Packing Material Selection
Alginate rope for wounds with moderate to heavy drainage — the alginate gels on contact with wound fluid, conforming to the tunnel shape while absorbing exudate. Hydrofiber ribbon for moderate drainage — it forms a gel that maintains a moist wound environment. Moistened gauze strip for light drainage or dry tunnels — always moisten with saline before insertion to prevent adherence to the wound bed.
When Tunneling and Undermining Indicate Deeper Pathology
A tunnel or undermining that persists or worsens despite appropriate wound management is a clinical signal that something beyond the wound itself is driving the tissue destruction.
Osteomyelitis
Tunneling that tracks toward bone — particularly in diabetic foot ulcers, pressure injuries over bony prominences, and chronic wounds of the lower extremity — warrants osteomyelitis evaluation. The probe-to-bone test (inserting a sterile blunt probe through the tunnel to assess whether bone is palpable at the base) has a positive predictive value exceeding 80% in diabetic foot wounds. When probe-to-bone is positive, proceed with MRI and infectious disease consultation. For the complete screening pathway, see the osteomyelitis screening guide.
Abscess Formation
A tunnel with purulent drainage, surrounding erythema, and fluctuance on palpation may communicate with an undrained abscess. Incision and drainage, not wound packing, is the definitive treatment. Ultrasound at the bedside can confirm fluid collection before proceeding.
Foreign Body
Persistent tunneling in a wound with a history of trauma should prompt evaluation for retained foreign material. Radiographs detect radiopaque material. Ultrasound or MRI may be needed for non-radiopaque foreign bodies.
Fistula Formation
Tunneling that produces enteric contents, urine, or saliva indicates fistula formation connecting the wound to an internal organ or tract. This changes the wound from a wound care problem to a surgical problem requiring imaging and surgical consultation.
Documentation Standards for Tunneling and Undermining
Every-Visit Documentation
Each visit note should include the number of tunnels and their clock positions, the depth of each tunnel in centimeters, the extent and depth of undermining mapped by clock position, the drainage character and volume from each tunnel, the condition of the wound tissue at the base of the tunnel (granulating, slough, necrotic), and the trend — increasing, stable, or decreasing — compared to the prior visit.
Trending for Treatment Decisions
A tunnel decreasing in depth by 0.5 cm or more per week is responding to treatment. A tunnel that is stable for more than 3 consecutive visits despite appropriate treatment warrants deeper investigation.

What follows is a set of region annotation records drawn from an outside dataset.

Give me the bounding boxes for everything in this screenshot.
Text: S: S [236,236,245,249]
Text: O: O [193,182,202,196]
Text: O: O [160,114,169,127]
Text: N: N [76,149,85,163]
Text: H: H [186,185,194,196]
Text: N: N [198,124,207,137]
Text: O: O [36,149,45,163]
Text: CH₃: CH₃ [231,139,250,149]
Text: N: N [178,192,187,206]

A tunnel that is increasing in depth or spawning new tracts is an active signal that the current treatment plan is insufficient and the underlying cause has not been addressed.
For detailed guidance on wound measurement documentation standards, see the wound measurement technique guide.
Key Takeaways
- Tunneling follows a narrow tract in a specific direction while undermining creates a broad shelf of tissue destruction beneath intact wound margins — the distinction guides both treatment approach and diagnostic workup.
- Measure all tunnels and undermining using the clock reference system (12 o'clock toward the patient's head) with a moist cotton-tipped applicator, and document depth in centimeters at each clock position.
- Pack tunnels and undermined spaces loosely to maintain drainage patency, but avoid overpacking — tight packing impedes granulation and causes pain without clinical benefit.
- Persistent or worsening tunneling despite appropriate wound care should trigger evaluation for osteomyelitis (probe-to-bone test, MRI), abscess, foreign body, or fistula formation.
- Trending tunnel depth across visits is the critical metric — decreasing depth confirms treatment response, stable depth after 3 visits warrants investigation, and increasing depth signals inadequate treatment of the underlying cause.